Active feedback control of MHD instabilities should allow operation beyond the "passive" stability limits. Localized RF current drive at the rational surface is predicted to reduce or eliminate neoclassical tearing mode islands. Experiments have begun in ASDEX-U and COMPASS-D with promising results, and are planned for next year in DIII-D. Routine use of such a technique in generalized plasma conditions will require real-time identification of the unstable mode and its radial location. If the plasma rotation needed to stabilize the resistive wall mode cannot be maintained, feedback stabilization with external coils will be required. Feedback experiments have begun in DIII-D and HBT-EP, and feedback control should be explored for the RFP and other configurations. Physics understanding of these active control techniques will be directly applicable between configurations.

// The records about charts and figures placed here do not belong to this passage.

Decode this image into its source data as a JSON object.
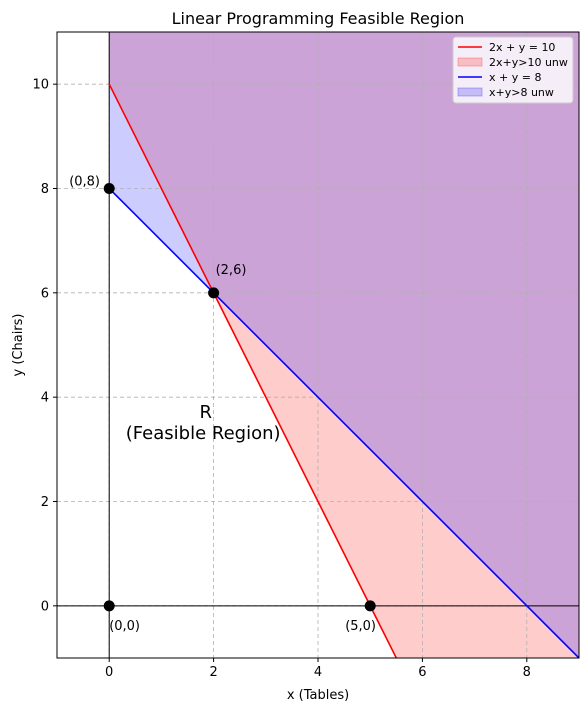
{
  "chart_data": {
    "type": "line",
    "title": "Linear Programming Feasible Region",
    "xlabel": "x (Tables)",
    "ylabel": "y (Chairs)",
    "xlim": [
      -1,
      9
    ],
    "ylim": [
      -1,
      11
    ],
    "xticks": [
      0,
      2,
      4,
      6,
      8
    ],
    "yticks": [
      0,
      2,
      4,
      6,
      8,
      10
    ],
    "xtick_labels": [
      "0",
      "2",
      "4",
      "6",
      "8"
    ],
    "ytick_labels": [
      "0",
      "2",
      "4",
      "6",
      "8",
      "10"
    ],
    "grid": true,
    "legend_position": "top-right",
    "series": [
      {
        "name": "2x + y = 10",
        "kind": "line",
        "color": "#ff0000",
        "points": [
          [
            0,
            10
          ],
          [
            5.5,
            -1
          ]
        ]
      },
      {
        "name": "2x+y>10 unw",
        "kind": "region",
        "color": "#ff0000",
        "alpha": 0.2
      },
      {
        "name": "x + y = 8",
        "kind": "line",
        "color": "#0000ff",
        "points": [
          [
            0,
            8
          ],
          [
            9,
            -1
          ]
        ]
      },
      {
        "name": "x+y>8 unw",
        "kind": "region",
        "color": "#0000ff",
        "alpha": 0.2
      }
    ],
    "vertices": [
      {
        "x": 0,
        "y": 8,
        "label": "(0,8)"
      },
      {
        "x": 2,
        "y": 6,
        "label": "(2,6)"
      },
      {
        "x": 0,
        "y": 0,
        "label": "(0,0)"
      },
      {
        "x": 5,
        "y": 0,
        "label": "(5,0)"
      }
    ],
    "annotations": [
      {
        "text": "R",
        "x": 1.85,
        "y": 3.6
      },
      {
        "text": "(Feasible Region)",
        "x": 1.8,
        "y": 3.2
      }
    ]
  }
}
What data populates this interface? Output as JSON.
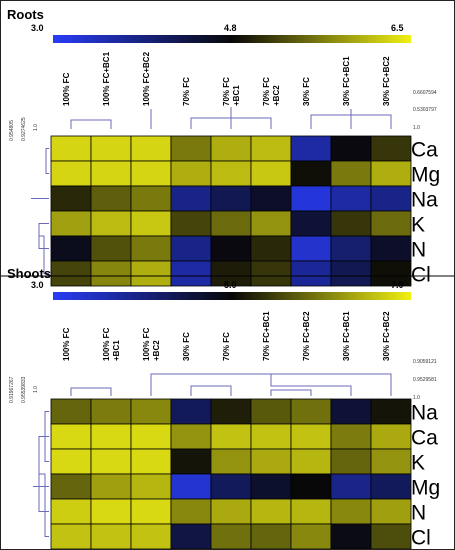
{
  "chart_data": [
    {
      "type": "heatmap",
      "title": "Roots",
      "colorbar": {
        "min": 3.0,
        "mid": 4.8,
        "max": 6.5,
        "labels": [
          "3.0",
          "4.8",
          "6.5"
        ]
      },
      "columns": [
        "100% FC",
        "100% FC+BC1",
        "100% FC+BC2",
        "70% FC",
        "70% FC +BC1",
        "70% FC +BC2",
        "30% FC",
        "30% FC+BC1",
        "30% FC+BC2"
      ],
      "rows": [
        "Ca",
        "Mg",
        "Na",
        "K",
        "N",
        "Cl"
      ],
      "values": [
        [
          6.3,
          6.3,
          6.3,
          5.6,
          6.0,
          6.1,
          3.6,
          4.7,
          5.1
        ],
        [
          6.3,
          6.3,
          6.3,
          6.0,
          6.1,
          6.2,
          4.8,
          5.6,
          6.0
        ],
        [
          5.0,
          5.4,
          5.6,
          3.8,
          4.2,
          4.5,
          3.2,
          3.6,
          3.8
        ],
        [
          5.9,
          6.1,
          6.2,
          5.2,
          5.5,
          5.8,
          4.4,
          5.1,
          5.5
        ],
        [
          4.6,
          5.3,
          5.6,
          3.8,
          4.7,
          5.0,
          3.3,
          4.0,
          4.5
        ],
        [
          5.2,
          5.7,
          6.0,
          3.6,
          4.9,
          5.1,
          3.7,
          4.2,
          4.8
        ]
      ],
      "col_dendrogram_scale": [
        "0.6607594",
        "0.5303797",
        "1.0"
      ],
      "row_dendrogram_scale": [
        "0.954805",
        "0.9274625",
        "1.0"
      ]
    },
    {
      "type": "heatmap",
      "title": "Shoots",
      "colorbar": {
        "min": 3.0,
        "mid": 5.0,
        "max": 7.0,
        "labels": [
          "3.0",
          "5.0",
          "7.0"
        ]
      },
      "columns": [
        "100% FC",
        "100% FC +BC1",
        "100% FC +BC2",
        "30% FC",
        "70% FC",
        "70% FC+BC1",
        "70% FC+BC2",
        "30% FC+BC1",
        "30% FC+BC2"
      ],
      "rows": [
        "Na",
        "Ca",
        "K",
        "Mg",
        "N",
        "Cl"
      ],
      "values": [
        [
          5.8,
          6.0,
          6.1,
          4.3,
          5.2,
          5.7,
          5.9,
          4.6,
          5.1
        ],
        [
          6.8,
          6.8,
          6.8,
          6.2,
          6.6,
          6.6,
          6.6,
          6.0,
          6.4
        ],
        [
          6.8,
          6.8,
          6.8,
          5.1,
          6.2,
          6.4,
          6.5,
          5.8,
          6.2
        ],
        [
          5.8,
          6.3,
          6.5,
          3.3,
          4.3,
          4.7,
          5.0,
          3.9,
          4.3
        ],
        [
          6.7,
          6.8,
          6.8,
          6.1,
          6.4,
          6.5,
          6.5,
          6.1,
          6.3
        ],
        [
          6.6,
          6.6,
          6.6,
          4.5,
          5.9,
          5.8,
          6.1,
          4.9,
          5.6
        ]
      ],
      "col_dendrogram_scale": [
        "0.9059121",
        "0.9529581",
        "1.0"
      ],
      "row_dendrogram_scale": [
        "0.91967267",
        "0.95539833",
        "1.0"
      ]
    }
  ]
}
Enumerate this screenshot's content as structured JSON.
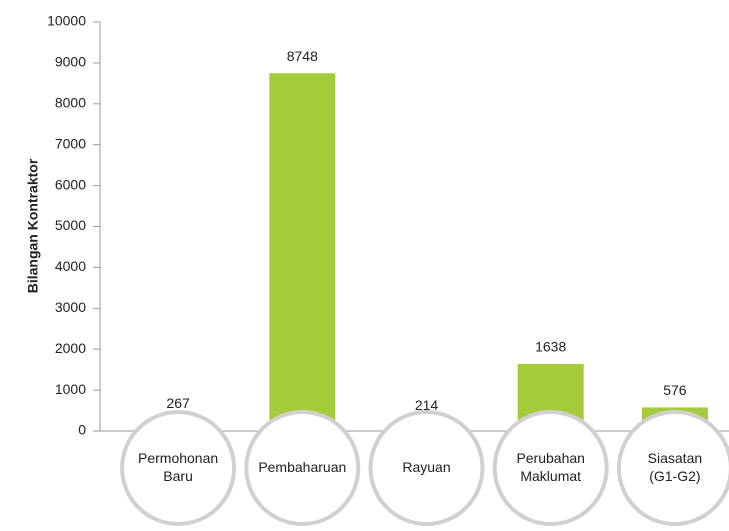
{
  "chart_data": {
    "type": "bar",
    "y_label": "Bilangan Kontraktor",
    "categories": [
      "Permohonan Baru",
      "Pembaharuan",
      "Rayuan",
      "Perubahan Maklumat",
      "Siasatan (G1-G2)"
    ],
    "values": [
      267,
      8748,
      214,
      1638,
      576
    ],
    "color": "#a4cc3a",
    "ylim": [
      0,
      10000
    ],
    "yticks": [
      0,
      1000,
      2000,
      3000,
      4000,
      5000,
      6000,
      7000,
      8000,
      9000,
      10000
    ],
    "grid": false
  }
}
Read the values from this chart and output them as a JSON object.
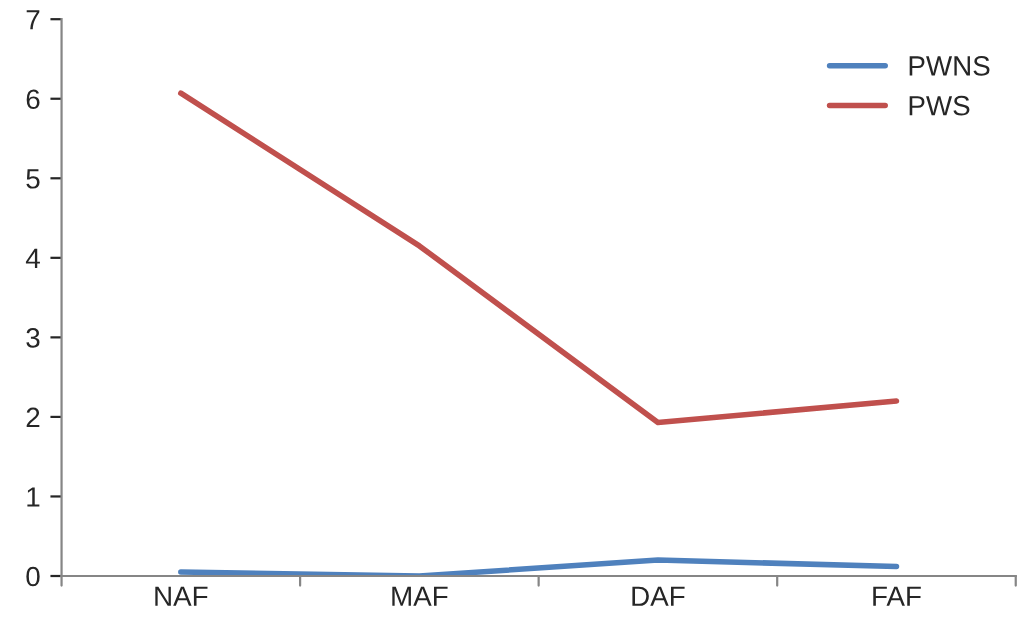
{
  "chart_data": {
    "type": "line",
    "categories": [
      "NAF",
      "MAF",
      "DAF",
      "FAF"
    ],
    "series": [
      {
        "name": "PWNS",
        "color": "#4f81bd",
        "values": [
          0.05,
          0.0,
          0.2,
          0.12
        ]
      },
      {
        "name": "PWS",
        "color": "#c0504d",
        "values": [
          6.07,
          4.15,
          1.93,
          2.2
        ]
      }
    ],
    "ylim": [
      0,
      7
    ],
    "yticks": [
      0,
      1,
      2,
      3,
      4,
      5,
      6,
      7
    ],
    "grid": false,
    "legend": "top right",
    "marker": "none",
    "line_style": "solid"
  }
}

=== Disruption Mitigation ===
The techniques discussed above for improving MHD stability are the principal means of avoiding disruptions. However, in the event that these techniques do not prevent an instability, the effects of a disruption can be mitigated by various techniques. Experiments in JT-60U have demonstrated reduction of electromagnetic stresses through operation at a neutral point for vertical stability. Pre-emptive removal of the plasma energy by injection of a large gas puff or an impurity pellet has been demonstrated in tokamak experiments, and ongoing experiments in C-Mod, JT-60U, ASDEX-U, and DIII-D will improve the understanding and predictive capability. Cryogenic liquid jets of helium are another proposed technique, which may be required for larger devices. Mitigation techniques developed for tokamaks will be directly applicable to other configurations.